Wednesday, July 11, 2012

Some more clicks :)

D makes me click
She has hair curlier than me. A smile lot more sweeter.My kohl-eyed , coquette roomie D [Dinita]. Always listening to Coldplay ;) Downloading videos of old songs which are absolutely hilarious to watch. Laughing out of the blues as she stares at the laptop screen , with earphones plugged in , and the dinner plate on her lap. She is done with her dinner and she gets up to wash her plate and suddenly she sets aside her plate, hands at right angles to her body , legs slipping back, and she has burst into a weird-ass dance step and we all are in splits. Miss you da! Err.... Di ;)
Click!

E makes me click
Eggplant , better known as the 'BIG' baingan, has always been my favourite. Last Sunday, we were in for a thai treat thanks to Prachi. Considering the fact that I am not a big chicken fan , I knew I will be all for the veg gravy. The perfect red-orange eggplant and paneer gravy looked absolutely mouth-watering. And when I put the Eggplant in my mouth and it sorta melted. Thanks Prachi. Cant explain how yum it was , hence just a Click!

F makes me click
Facebook. I craze difficult to understand.  I remember Orkut was few years back. And I was so bored with it that I did not join Facebook for almost a year after that. And today after I dunno how many years, people still seem so addicted to FB. So much so that the smartphones feel that the Facebook app should be worthy of being a default in their phones. Worthy or not , it is sure worth a Click!


Friday, July 6, 2012

Why?

I have felt a lot burdened by people's views, their judgements about me , about what I do? And sometimes I just sit back and think why?

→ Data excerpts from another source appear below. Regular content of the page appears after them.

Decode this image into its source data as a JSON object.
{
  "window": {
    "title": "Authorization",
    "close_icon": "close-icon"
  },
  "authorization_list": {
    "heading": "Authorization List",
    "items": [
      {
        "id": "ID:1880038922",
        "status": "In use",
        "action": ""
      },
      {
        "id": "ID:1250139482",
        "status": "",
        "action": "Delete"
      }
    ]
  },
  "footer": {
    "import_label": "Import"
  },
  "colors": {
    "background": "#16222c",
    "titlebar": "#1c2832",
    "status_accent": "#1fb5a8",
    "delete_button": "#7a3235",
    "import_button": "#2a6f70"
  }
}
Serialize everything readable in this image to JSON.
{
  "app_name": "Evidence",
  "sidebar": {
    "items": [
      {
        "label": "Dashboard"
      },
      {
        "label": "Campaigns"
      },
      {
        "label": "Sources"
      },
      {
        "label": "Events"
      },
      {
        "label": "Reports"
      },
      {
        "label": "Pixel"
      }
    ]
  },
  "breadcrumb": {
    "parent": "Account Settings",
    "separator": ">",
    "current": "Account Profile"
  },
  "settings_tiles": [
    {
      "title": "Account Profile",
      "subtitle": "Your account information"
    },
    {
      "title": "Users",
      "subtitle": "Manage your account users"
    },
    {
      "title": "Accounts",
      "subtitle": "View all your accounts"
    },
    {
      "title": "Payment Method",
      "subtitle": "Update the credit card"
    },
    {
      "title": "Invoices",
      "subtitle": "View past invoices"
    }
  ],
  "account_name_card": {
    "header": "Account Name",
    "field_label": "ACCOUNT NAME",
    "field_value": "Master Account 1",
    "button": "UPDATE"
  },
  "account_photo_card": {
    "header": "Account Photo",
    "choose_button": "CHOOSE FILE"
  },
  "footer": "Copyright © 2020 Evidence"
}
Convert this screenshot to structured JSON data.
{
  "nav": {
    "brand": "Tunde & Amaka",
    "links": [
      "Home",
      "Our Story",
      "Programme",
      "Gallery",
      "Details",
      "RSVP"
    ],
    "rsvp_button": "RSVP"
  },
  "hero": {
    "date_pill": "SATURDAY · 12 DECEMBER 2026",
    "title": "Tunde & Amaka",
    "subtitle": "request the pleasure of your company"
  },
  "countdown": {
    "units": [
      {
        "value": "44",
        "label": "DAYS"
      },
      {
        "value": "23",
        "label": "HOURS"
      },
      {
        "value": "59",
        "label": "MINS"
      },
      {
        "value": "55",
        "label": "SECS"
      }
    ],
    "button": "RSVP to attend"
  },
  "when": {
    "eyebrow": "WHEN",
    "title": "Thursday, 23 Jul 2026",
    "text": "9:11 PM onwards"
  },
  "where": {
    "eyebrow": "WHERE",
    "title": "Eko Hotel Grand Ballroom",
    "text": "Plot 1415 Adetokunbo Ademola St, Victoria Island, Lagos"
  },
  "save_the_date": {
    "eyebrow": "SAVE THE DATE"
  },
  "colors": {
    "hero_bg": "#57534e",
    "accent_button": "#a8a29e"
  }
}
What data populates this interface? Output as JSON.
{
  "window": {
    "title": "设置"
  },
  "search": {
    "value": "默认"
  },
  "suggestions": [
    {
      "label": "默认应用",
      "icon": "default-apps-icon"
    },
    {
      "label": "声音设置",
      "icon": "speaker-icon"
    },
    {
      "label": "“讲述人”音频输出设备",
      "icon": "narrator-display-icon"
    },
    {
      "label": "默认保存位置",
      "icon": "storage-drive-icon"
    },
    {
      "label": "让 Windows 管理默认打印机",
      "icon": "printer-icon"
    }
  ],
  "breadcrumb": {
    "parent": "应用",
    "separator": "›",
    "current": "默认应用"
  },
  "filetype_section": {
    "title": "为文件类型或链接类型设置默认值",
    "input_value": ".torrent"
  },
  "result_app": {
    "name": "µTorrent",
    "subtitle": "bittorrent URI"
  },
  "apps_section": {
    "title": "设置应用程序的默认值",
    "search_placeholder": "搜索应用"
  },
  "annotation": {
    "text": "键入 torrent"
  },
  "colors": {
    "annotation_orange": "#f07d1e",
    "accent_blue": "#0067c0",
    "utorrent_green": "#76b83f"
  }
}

Honestly I really donot know why... But it must matter a real big deal , as I write my public personal diary. I am tired of justifying why I do something , why I think in a particular way. But when someone judges me for being me, it hurts real bad. I wear myself up my sleeve, I do not care if it sounds wrong. I put to words what I feel. Maybe thats why people find me out of sorts , too intimidating to approach. I am far from straightforward and I know that. Howeva I justify , whoeva I justify, howmucheva I justify... there will be one or the other who is not totally convinced. Its like a wedding, where there has to be someone who will complain.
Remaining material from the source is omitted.